The crisis passed. Bolt swallowed convulsively and was himself once more. One must be patient, he realized, with laymen. They do not understand. When they come to a chauffeur and calmly propose that their vile hands shall touch his sacred steering-wheel they are not trying to be deliberately offensive. It is simply that they do not know.

"I'm afraid that wouldn't quite do, sir," he said with a faint, reproving smile.

"Do you think I can't drive?"

"Not the Dex-Mayo you can't, sir." Bolt spoke a little curtly, for he had been much moved and was still shaken. "Mr. Carmody don't like nobody handling his car but me."

"But I must go over to Healthward Ho. It's important. Business."

The chauffeur reflected. Fundamentally he was a kindly man, who liked to do his Good Deed daily.

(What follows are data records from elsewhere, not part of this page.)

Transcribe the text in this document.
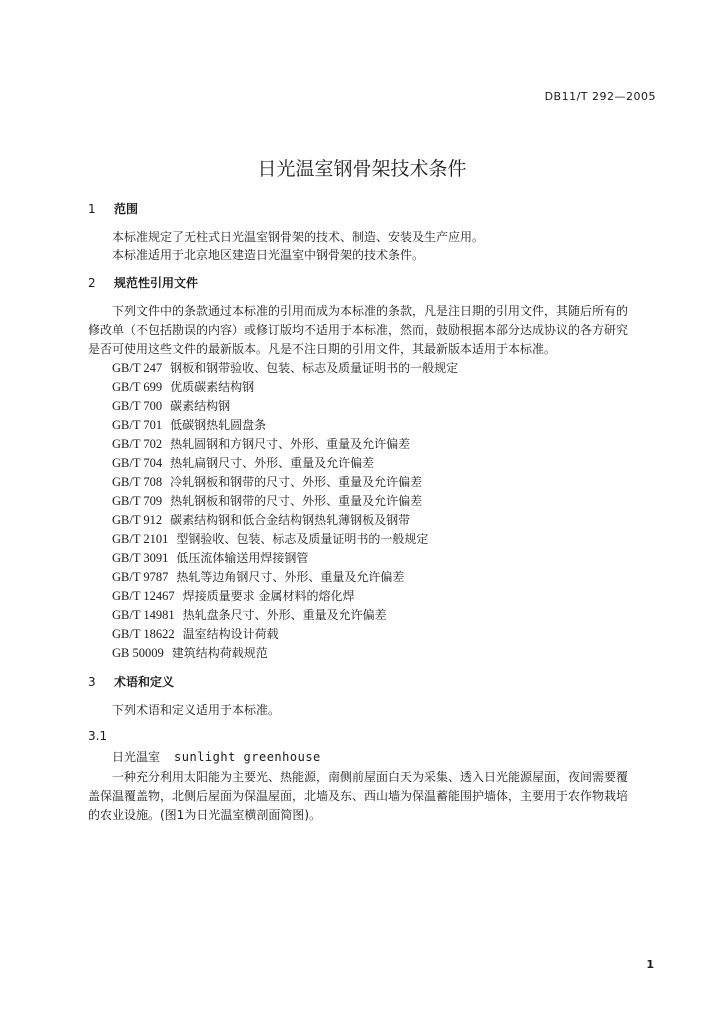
DB11/T 292—2005
日光温室钢骨架技术条件
1 范围
本标准规定了无柱式日光温室钢骨架的技术、制造、安装及生产应用。
本标准适用于北京地区建造日光温室中钢骨架的技术条件。
2 规范性引用文件
下列文件中的条款通过本标准的引用而成为本标准的条款，凡是注日期的引用文件，其随后所有的
修改单（不包括勘误的内容）或修订版均不适用于本标准，然而，鼓励根据本部分达成协议的各方研究
是否可使用这些文件的最新版本。凡是不注日期的引用文件，其最新版本适用于本标准。
GB/T 247 钢板和钢带验收、包装、标志及质量证明书的一般规定
GB/T 699 优质碳素结构钢
GB/T 700 碳素结构钢
GB/T 701 低碳钢热轧圆盘条
GB/T 702 热轧圆钢和方钢尺寸、外形、重量及允许偏差
GB/T 704 热轧扁钢尺寸、外形、重量及允许偏差
GB/T 708 冷轧钢板和钢带的尺寸、外形、重量及允许偏差
GB/T 709 热轧钢板和钢带的尺寸、外形、重量及允许偏差
GB/T 912 碳素结构钢和低合金结构钢热轧薄钢板及钢带
GB/T 2101 型钢验收、包装、标志及质量证明书的一般规定
GB/T 3091 低压流体输送用焊接钢管
GB/T 9787 热轧等边角钢尺寸、外形、重量及允许偏差
GB/T 12467 焊接质量要求 金属材料的熔化焊
GB/T 14981 热轧盘条尺寸、外形、重量及允许偏差
GB/T 18622 温室结构设计荷载
GB 50009 建筑结构荷载规范
3 术语和定义
下列术语和定义适用于本标准。
3.1
日光温室 sunlight greenhouse
一种充分利用太阳能为主要光、热能源，南侧前屋面白天为采集、透入日光能源屋面，夜间需要覆
盖保温覆盖物，北侧后屋面为保温屋面，北墙及东、西山墙为保温蓄能围护墙体，主要用于农作物栽培
的农业设施。(图1为日光温室横剖面简图)。
1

"Well, sir, there's an old push-bike of mine lying in the stables. You could take that if you liked. It's a little rusty, not having been used for some time, but I dare say it would carry you as far as Healthward Ho."

Soapy hesitated for a moment. The thought of a twenty-mile journey on a machine which he had always supposed to have become obsolete during his knickerbocker days made him quail a little. Then the thought of his mission lent him strength. He was a desperate man, and desperate men must do desperate things.

"Fetch it out!" he said.

Bolt fetched it out, and Soapy, looking upon it, quailed again.